Alors oui, évidemment, je rêve parfois d'emmener la petite Philomène à la pêche aux coques comme ma mère l'a fait avec moi quand j'étais enfant, et je suis convaincue qu'elle serait adorable dans ses petites bottes en caoutchouc coloré, mais en vrai je ne suis pas prête à sacrifier mes grasses matinées pour cette image d'Epinal. Car je vous le rappelle, derrière cette image d'Epinal, je n'oublie jamais qu'en réalité, Philomène s'appelle peut-être Nathalia. (On ne se méfie jamais assez).

Je finirai sur ce petit échange cocasse à une soirée où j'étais il y a quelques mois. Une soirée privée, pour un anniversaire, où il y avait un vigile à la porte qui demandait un mot de passe (le mot de passe, c'était tiger) (si), une nana dans l'entrée qui prenait ton manteau et ton sac en échange d'un ticket (si), et dans le jardin, à côté du trampoline géant, des mecs payés pour te faire des hot-dogs.
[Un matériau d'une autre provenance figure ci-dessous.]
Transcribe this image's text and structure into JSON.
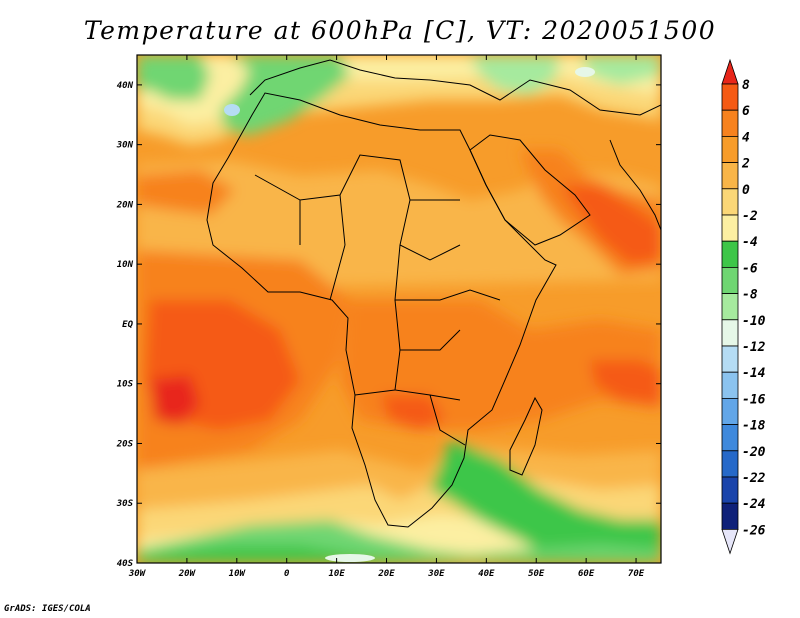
{
  "title": "Temperature at 600hPa [C], VT: 2020051500",
  "credit": "GrADS: IGES/COLA",
  "map": {
    "lon_labels": [
      "30W",
      "20W",
      "10W",
      "0",
      "10E",
      "20E",
      "30E",
      "40E",
      "50E",
      "60E",
      "70E"
    ],
    "lat_labels": [
      "40N",
      "30N",
      "20N",
      "10N",
      "EQ",
      "10S",
      "20S",
      "30S",
      "40S"
    ],
    "lon_range": [
      -30,
      75
    ],
    "lat_range": [
      -40,
      45
    ]
  },
  "colorbar": {
    "labels": [
      "8",
      "6",
      "4",
      "2",
      "0",
      "-2",
      "-4",
      "-6",
      "-8",
      "-10",
      "-12",
      "-14",
      "-16",
      "-18",
      "-20",
      "-22",
      "-24",
      "-26"
    ],
    "colors": [
      "#e8261a",
      "#f55a14",
      "#f7821e",
      "#f79c2a",
      "#f9b548",
      "#fbd777",
      "#fcefa2",
      "#3dc648",
      "#6fd672",
      "#a6ea9e",
      "#e6f7e8",
      "#b5dcf4",
      "#8bc3ef",
      "#62a6e8",
      "#3f89dc",
      "#2669c9",
      "#1a44ab",
      "#0f2179",
      "#e6e6f9"
    ]
  }
}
Un monde parallèle. Très très étrange. Chez des amis d'amis d'amis. Bref. Un échange que j'ai eu là bas avec un mec d'une quarantaine d'années, jeune papa :
Lui : Bon et vous, vous pensez à faire un enfant ?
Moi : Ben je suis pas sûre d'en vouloir, en fait.
Lui : Ah ouais ? C'est con, il faut se lancer, vraiment. Moi je suis le plus heureux des hommes. Au début j'avais la trouille mais je ne regrette pas du tout, c'est une expérience incroyable. Vous devriez faire un enfant, franchement c'est con de se priver de ça.
Moi : Ben c'est vrai que j'ai peur de regretter, mais je crois que cette peur est surtout construite par la pression sociale, en fait. Parce que justement les gens me disent que je vais regretter.
Lui : Ah non mais ça tu t'en fous, ces gens là faut pas les écouter (#ironie) : la pression sociale, c'est de la merde. Tu fais tes propres choix. 

Ah. Bon ben ok, alors. Je vais faire ça. (Une fois que je saurai ce que c'est, mon choix) (Hum).